One of the challenges to Kolata’s work came from a student who worked with him on research at Tiwanaku in the high Andes of Bolivia. Kolata had concluded from his earlier work that an ancient irrigation system was developed by a strong, centralized political authority.
“I had a student who did further work in the region and developed a different explanation. He was able to show that there was greater local autonomy in the management of the ancient systems, and as a result, I ended up modifying my perspective,” Kolata explains.
In addition to teaching graduate student archaeologists to be independent thinkers, Kolata also prepares the students to work with local officials and write their own grants— skills they will need to be successful as academic researchers.

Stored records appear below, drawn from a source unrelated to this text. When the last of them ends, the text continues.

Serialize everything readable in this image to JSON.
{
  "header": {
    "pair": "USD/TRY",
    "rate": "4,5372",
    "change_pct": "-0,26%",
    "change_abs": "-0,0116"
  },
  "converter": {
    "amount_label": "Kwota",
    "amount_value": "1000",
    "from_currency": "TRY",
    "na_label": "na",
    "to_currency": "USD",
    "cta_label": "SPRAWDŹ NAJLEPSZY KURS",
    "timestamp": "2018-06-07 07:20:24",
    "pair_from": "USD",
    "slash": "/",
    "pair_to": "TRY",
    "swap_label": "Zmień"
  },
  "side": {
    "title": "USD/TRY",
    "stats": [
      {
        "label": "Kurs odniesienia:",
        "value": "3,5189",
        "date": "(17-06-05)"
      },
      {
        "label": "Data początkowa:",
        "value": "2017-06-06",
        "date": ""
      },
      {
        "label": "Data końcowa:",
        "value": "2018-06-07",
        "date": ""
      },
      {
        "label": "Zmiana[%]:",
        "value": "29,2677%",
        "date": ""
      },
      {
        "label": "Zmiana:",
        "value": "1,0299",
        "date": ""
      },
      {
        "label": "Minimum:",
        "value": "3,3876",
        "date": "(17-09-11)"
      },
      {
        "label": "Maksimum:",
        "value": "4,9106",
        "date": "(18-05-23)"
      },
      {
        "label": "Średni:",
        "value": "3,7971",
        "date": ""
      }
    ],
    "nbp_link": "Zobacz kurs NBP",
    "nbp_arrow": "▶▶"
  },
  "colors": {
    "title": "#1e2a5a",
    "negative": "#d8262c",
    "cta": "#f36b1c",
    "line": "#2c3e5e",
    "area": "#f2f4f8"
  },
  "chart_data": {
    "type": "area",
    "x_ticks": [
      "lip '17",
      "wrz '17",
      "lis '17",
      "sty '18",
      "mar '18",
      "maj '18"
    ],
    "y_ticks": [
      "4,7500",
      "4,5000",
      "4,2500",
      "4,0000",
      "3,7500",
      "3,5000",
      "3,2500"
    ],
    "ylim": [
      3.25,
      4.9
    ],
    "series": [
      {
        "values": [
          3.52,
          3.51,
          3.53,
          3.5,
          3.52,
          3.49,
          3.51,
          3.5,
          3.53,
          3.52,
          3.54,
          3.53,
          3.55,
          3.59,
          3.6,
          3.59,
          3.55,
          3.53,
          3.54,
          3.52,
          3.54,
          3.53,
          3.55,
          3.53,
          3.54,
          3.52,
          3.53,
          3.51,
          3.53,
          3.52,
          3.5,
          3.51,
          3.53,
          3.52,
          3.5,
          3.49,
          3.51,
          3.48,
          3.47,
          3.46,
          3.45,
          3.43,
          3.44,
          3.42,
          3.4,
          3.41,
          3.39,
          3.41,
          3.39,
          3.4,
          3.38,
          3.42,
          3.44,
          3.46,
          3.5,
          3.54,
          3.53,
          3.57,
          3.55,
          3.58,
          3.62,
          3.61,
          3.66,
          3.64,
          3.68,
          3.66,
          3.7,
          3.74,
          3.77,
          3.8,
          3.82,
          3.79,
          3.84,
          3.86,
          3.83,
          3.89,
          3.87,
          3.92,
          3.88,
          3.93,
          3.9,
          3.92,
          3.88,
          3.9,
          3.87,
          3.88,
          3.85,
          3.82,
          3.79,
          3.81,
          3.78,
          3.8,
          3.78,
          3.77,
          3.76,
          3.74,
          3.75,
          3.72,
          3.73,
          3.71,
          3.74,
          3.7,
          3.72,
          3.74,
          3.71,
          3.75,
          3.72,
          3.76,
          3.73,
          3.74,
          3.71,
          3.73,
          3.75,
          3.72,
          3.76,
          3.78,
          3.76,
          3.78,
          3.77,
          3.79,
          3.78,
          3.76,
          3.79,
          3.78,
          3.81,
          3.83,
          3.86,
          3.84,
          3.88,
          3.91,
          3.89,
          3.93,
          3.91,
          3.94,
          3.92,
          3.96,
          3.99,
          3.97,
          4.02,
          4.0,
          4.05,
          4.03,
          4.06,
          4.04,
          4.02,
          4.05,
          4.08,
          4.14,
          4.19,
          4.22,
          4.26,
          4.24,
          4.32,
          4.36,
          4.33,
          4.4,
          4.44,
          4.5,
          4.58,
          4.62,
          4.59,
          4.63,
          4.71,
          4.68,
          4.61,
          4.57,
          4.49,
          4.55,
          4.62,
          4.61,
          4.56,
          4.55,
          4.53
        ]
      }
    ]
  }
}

“It’s really a collaborative enterprise,” says Kolata. “I don’t assign them specific projects to do, as is often the case in large, interdisciplinary research projects. Instead, I expect my graduate students to define their own research problems. We develop a dialogue in the field as they become experts on their topics and begin to take ownership of the problem they are studying.”
Kolata also guides them in learning the diplomacy needed in the field to be able to work well with local officials and people living in nearby communities, where teams conduct their research.
“One of the things that’s absolutely important is to learn the local language,” says Kolata. “In South America, that’s not so much of an issue because Spanish is widely understood, and many of our students know Spanish,” he explains.
Kolata, who currently is conducting research at the Angkor temple complex in Cambodia, will undergo the same kind of language-learning experience in the next few months when he studies Cambodia’s Khmer language. Traveling with Kolata will be the first American graduate students to do archaeological work at the world heritage site of Angkor.
The students will excavate a hospital that was built in the 12th century A.D. The site was one of a series of hospitals built by a king who embraced a particularly compassionate form of Buddhism.
“The medical treatment at the time incorporated diagnostic and therapeutic practices from China as well as India,” Kolata says. The team hopes to find texts and other material evidence of the healing practices of the time.
Kolata joined the Chicago faculty in 1987, after serving on the faculty of the University of Illinois at Chicago. He received a B.A. in anthropology from Marquette University in 1973 and a Ph.D. in anthropology from Harvard University in 1978.